Chapter 5, Problem 59SE

The U.S. Coast Guard (USCG) provides a wide variety of information on boating accidents including the wind condition at the time of the accident. The following table shows the results obtained for 4401 accidents (USCG website, November 8, 2012).

Wind Condition	Percentage of Accidents
None	9.6
Light	57.0
Moderate	23.8
Strong	7.7
Storm	1.9

Let x be a random variable reflecting the known wind condition at the time of each accident. Set x = 0 for none, x = 1 for light, x = 2 for moderate, x = 3 for strong, and x = 4 for storm.

1. a. Develop a probability distribution for x.
2. b. Compute the expected value of x.
3. c. Compute the variance and standard deviation for x.

Comment on what your results imply about the wind conditions during boating accidents.

To determine

Construct a probability distribution for the random variable x.

Answer to Problem 59SE

The probability distribution for the random variable x is given by,

x	$f\left(x\right)$
0	0.0960
1	0.05700
2	0.2380
3	0.0770
4	0.0190

Explanation of Solution

Calculation:

The data represents the results obtained for 4,401 boating accidents including the wind condition at the time of the accident. The random variable x represents the known wind condition at the time of each accident. The random variable x takes the value 0 for none,

takes the value 1 for light, takes the value 2 for moderate, takes the value 3 for strong, takes the value 4 for storm.

Here, the total number of responses is 4,401. The corresponding probabilities are obtained by converting the percentages in to probabilities.
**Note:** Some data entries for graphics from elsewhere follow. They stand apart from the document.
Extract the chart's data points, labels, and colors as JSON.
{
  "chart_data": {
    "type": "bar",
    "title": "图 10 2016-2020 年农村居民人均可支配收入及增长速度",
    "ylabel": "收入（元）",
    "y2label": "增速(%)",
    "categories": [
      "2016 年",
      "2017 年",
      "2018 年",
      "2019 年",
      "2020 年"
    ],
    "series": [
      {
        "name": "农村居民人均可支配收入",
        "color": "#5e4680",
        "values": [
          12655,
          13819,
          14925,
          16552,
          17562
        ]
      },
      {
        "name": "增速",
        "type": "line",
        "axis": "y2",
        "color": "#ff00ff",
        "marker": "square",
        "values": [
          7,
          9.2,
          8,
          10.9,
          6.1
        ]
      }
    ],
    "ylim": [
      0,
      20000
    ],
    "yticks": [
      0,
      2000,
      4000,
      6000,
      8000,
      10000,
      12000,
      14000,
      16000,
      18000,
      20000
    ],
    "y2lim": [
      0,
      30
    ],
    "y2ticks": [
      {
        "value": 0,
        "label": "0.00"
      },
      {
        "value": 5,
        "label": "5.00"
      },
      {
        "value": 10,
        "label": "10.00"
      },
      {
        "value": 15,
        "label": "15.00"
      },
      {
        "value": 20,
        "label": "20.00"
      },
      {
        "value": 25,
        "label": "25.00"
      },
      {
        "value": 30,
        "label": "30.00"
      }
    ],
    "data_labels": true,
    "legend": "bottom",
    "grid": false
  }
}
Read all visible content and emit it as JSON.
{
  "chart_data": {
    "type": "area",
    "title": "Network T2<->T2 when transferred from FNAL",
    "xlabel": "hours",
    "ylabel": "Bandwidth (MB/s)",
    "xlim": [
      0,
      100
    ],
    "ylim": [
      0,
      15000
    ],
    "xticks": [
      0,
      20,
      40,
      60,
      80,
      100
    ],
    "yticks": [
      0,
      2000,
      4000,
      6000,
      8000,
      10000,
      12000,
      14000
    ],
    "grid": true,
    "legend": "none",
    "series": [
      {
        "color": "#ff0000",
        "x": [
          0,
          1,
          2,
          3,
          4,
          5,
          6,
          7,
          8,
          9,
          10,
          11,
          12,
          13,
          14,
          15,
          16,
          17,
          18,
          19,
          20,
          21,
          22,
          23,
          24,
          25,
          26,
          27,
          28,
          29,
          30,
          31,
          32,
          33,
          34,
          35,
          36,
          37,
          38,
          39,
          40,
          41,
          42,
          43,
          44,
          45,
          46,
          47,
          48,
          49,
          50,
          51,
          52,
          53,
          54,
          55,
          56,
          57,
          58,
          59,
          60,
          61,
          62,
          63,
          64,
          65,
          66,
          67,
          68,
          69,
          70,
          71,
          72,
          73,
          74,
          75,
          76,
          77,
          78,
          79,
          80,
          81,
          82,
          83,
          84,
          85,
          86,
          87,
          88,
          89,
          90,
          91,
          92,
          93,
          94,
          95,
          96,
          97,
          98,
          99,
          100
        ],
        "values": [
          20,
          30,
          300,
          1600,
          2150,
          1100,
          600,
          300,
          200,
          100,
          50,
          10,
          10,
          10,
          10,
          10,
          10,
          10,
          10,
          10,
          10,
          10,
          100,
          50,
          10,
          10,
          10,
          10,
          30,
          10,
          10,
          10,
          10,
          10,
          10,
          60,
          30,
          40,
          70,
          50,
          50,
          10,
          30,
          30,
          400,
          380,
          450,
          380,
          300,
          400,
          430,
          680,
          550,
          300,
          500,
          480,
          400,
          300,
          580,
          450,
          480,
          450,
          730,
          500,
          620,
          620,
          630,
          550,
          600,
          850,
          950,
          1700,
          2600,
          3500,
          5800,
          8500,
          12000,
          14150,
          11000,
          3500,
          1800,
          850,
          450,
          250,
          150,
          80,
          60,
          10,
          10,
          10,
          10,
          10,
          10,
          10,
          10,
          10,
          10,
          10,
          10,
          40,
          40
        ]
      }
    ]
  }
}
That is, by dividing each value with 100.

The probability distribution for the random variable x can be obtained as follows:

x	f	$\frac{f}{N}$	$f\left(x\right)$
0	9.6	$\frac{9.6}{100}$	0.0960
1	57.0	$\frac{57.0}{100}$	0.5700
2	23.8	$\frac{23.8}{100}$	0.2380
3	7.7	$\frac{7.7}{100}$	0.0770
4	1.9	$\frac{1.9}{100}$	0.0190
Total	100		1

To determine

Find the expected value for the random variable x.

Answer to Problem 59SE

The expected value for the random variable x is 1.353.

Explanation of Solution

Calculation:

The formula for the expected value of a discrete random variable is,

$\begin{array}{c}E\left(x\right)=\mu \\ ={\displaystyle \sum x\cdot f\left(x\right)}\end{array}$

The expected value for the random variable x is obtained using the following table:

x	f(x)	$x\cdot f\left(x\right)$
0	0.096	0
1	0.57	0.57
2	0.238	0.476
3	0.077	0.231
4	0.019	0.076
Total	1	1.353

Thus, the expected value for the random variable x is 1.353.

To determine

Find the variance and standard deviation of the random variable x.

Answer to Problem 59SE

The variance of the random variable x is 0.6884.
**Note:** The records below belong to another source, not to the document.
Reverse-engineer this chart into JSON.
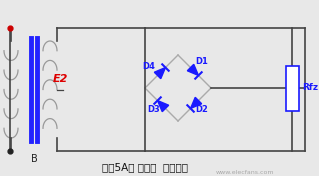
{
  "bg_color": "#e8e8e8",
  "title": "图（5A） 桥式整  流电路图",
  "E2_label": "E2",
  "B_label": "B",
  "Rfz_label": "Rfz",
  "D_labels": [
    "D4",
    "D1",
    "D3",
    "D2"
  ],
  "line_color": "#444444",
  "diode_color": "#1a1aff",
  "transformer_bar_color": "#2222ff",
  "E2_color": "#dd0000",
  "Rfz_color": "#1a1aff",
  "watermark_color": "#999999",
  "watermark": "www.elecfans.com",
  "figw": 3.19,
  "figh": 1.76,
  "dpi": 100,
  "xlim": [
    0,
    319
  ],
  "ylim": [
    0,
    176
  ]
}
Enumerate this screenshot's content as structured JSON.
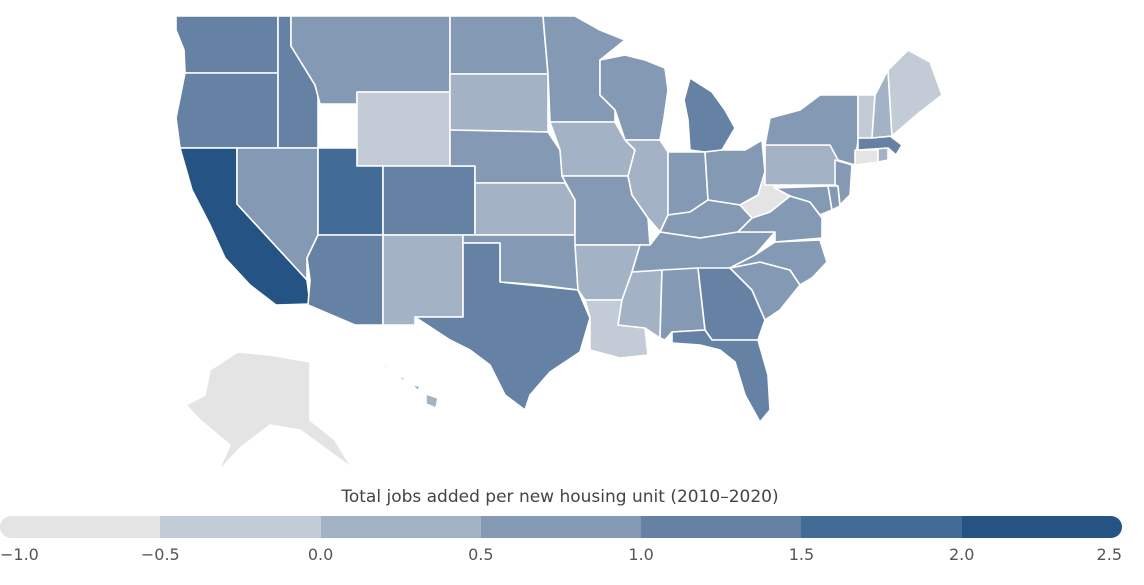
{
  "legend": {
    "title": "Total jobs added per new housing unit (2010–2020)",
    "ticks": [
      "−1.0",
      "−0.5",
      "0.0",
      "0.5",
      "1.0",
      "1.5",
      "2.0",
      "2.5"
    ],
    "bins": [
      {
        "from": -1.0,
        "to": -0.5,
        "color": "#e4e4e4"
      },
      {
        "from": -0.5,
        "to": 0.0,
        "color": "#c3cbd6"
      },
      {
        "from": 0.0,
        "to": 0.5,
        "color": "#a3b2c5"
      },
      {
        "from": 0.5,
        "to": 1.0,
        "color": "#8499b4"
      },
      {
        "from": 1.0,
        "to": 1.5,
        "color": "#6582a5"
      },
      {
        "from": 1.5,
        "to": 2.0,
        "color": "#426b96"
      },
      {
        "from": 2.0,
        "to": 2.5,
        "color": "#245384"
      }
    ]
  },
  "states": [
    {
      "name": "Washington",
      "value": 1.2
    },
    {
      "name": "Oregon",
      "value": 1.2
    },
    {
      "name": "California",
      "value": 2.3
    },
    {
      "name": "Idaho",
      "value": 1.2
    },
    {
      "name": "Nevada",
      "value": 0.8
    },
    {
      "name": "Montana",
      "value": 0.7
    },
    {
      "name": "Wyoming",
      "value": -0.3
    },
    {
      "name": "Utah",
      "value": 1.7
    },
    {
      "name": "Colorado",
      "value": 1.3
    },
    {
      "name": "Arizona",
      "value": 1.1
    },
    {
      "name": "New Mexico",
      "value": 0.2
    },
    {
      "name": "North Dakota",
      "value": 0.7
    },
    {
      "name": "South Dakota",
      "value": 0.3
    },
    {
      "name": "Nebraska",
      "value": 0.8
    },
    {
      "name": "Kansas",
      "value": 0.3
    },
    {
      "name": "Oklahoma",
      "value": 0.7
    },
    {
      "name": "Texas",
      "value": 1.2
    },
    {
      "name": "Minnesota",
      "value": 0.8
    },
    {
      "name": "Iowa",
      "value": 0.3
    },
    {
      "name": "Missouri",
      "value": 0.7
    },
    {
      "name": "Arkansas",
      "value": 0.3
    },
    {
      "name": "Louisiana",
      "value": -0.3
    },
    {
      "name": "Wisconsin",
      "value": 0.8
    },
    {
      "name": "Illinois",
      "value": 0.3
    },
    {
      "name": "Michigan",
      "value": 1.1
    },
    {
      "name": "Indiana",
      "value": 0.8
    },
    {
      "name": "Ohio",
      "value": 0.8
    },
    {
      "name": "Kentucky",
      "value": 0.8
    },
    {
      "name": "Tennessee",
      "value": 0.8
    },
    {
      "name": "Mississippi",
      "value": 0.2
    },
    {
      "name": "Alabama",
      "value": 0.7
    },
    {
      "name": "Georgia",
      "value": 1.2
    },
    {
      "name": "Florida",
      "value": 1.2
    },
    {
      "name": "South Carolina",
      "value": 0.8
    },
    {
      "name": "North Carolina",
      "value": 0.8
    },
    {
      "name": "Virginia",
      "value": 0.8
    },
    {
      "name": "West Virginia",
      "value": -0.8
    },
    {
      "name": "Pennsylvania",
      "value": 0.3
    },
    {
      "name": "New York",
      "value": 0.8
    },
    {
      "name": "Maryland",
      "value": 0.7
    },
    {
      "name": "Delaware",
      "value": 0.7
    },
    {
      "name": "New Jersey",
      "value": 0.7
    },
    {
      "name": "Connecticut",
      "value": -0.8
    },
    {
      "name": "Rhode Island",
      "value": 0.3
    },
    {
      "name": "Massachusetts",
      "value": 1.3
    },
    {
      "name": "Vermont",
      "value": -0.3
    },
    {
      "name": "New Hampshire",
      "value": 0.3
    },
    {
      "name": "Maine",
      "value": -0.2
    },
    {
      "name": "Alaska",
      "value": -0.9
    },
    {
      "name": "Hawaii",
      "value": 0.3
    }
  ]
}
The standard deviation of the random variable x is 0.8297.

Explanation of Solution

Calculation:

The formula for the variance of the discrete random variable is,

${\sigma }^2={\displaystyle \sum \left[{\left(x-\mu \right)}^2.f\left(x\right)\right]}$

The variance of the random variable x is obtained using the following table:

x	f(x)	$\left(x-\mu \right)$	${\left(x-\mu \right)}^2$	${\left(x-\mu \right)}^2.f\left(x\right)$
0	0.096	–1.353	1.8306	0.1757
1	0.57	–0.353	0.1246	0.0710
2	0.238	0.647	0.4186	0.0996
3	0.077	1.647	2.7126	0.2089
4	0.019	2.647	7.0066	0.1331
Total	1	3.235	12.0930	0.6884

Therefore,

${\sigma }^2=0.6884$

Thus, the variance of the random variable x is 0.6884.

The formula for the standard deviation of the discrete random variable is,

$\sigma =\sqrt{{\displaystyle \sum \left[{\left(x-\mu \right)}^2.f\left(x\right)\right]}}$

Thus, the standard deviation is,

$\begin{array}{c}\sigma =\sqrt{0.6884}\\ =0.8297\end{array}$

Hence, the standard deviation of the random variable x is 0.8297.

To determine

Explain what the result implies about the wind conditions during the boating accidents.

Explanation of Solution

The expected value is 1.353 and it represents the mean wind conditions when accident occurs. This value is slightly less than light wind conditions.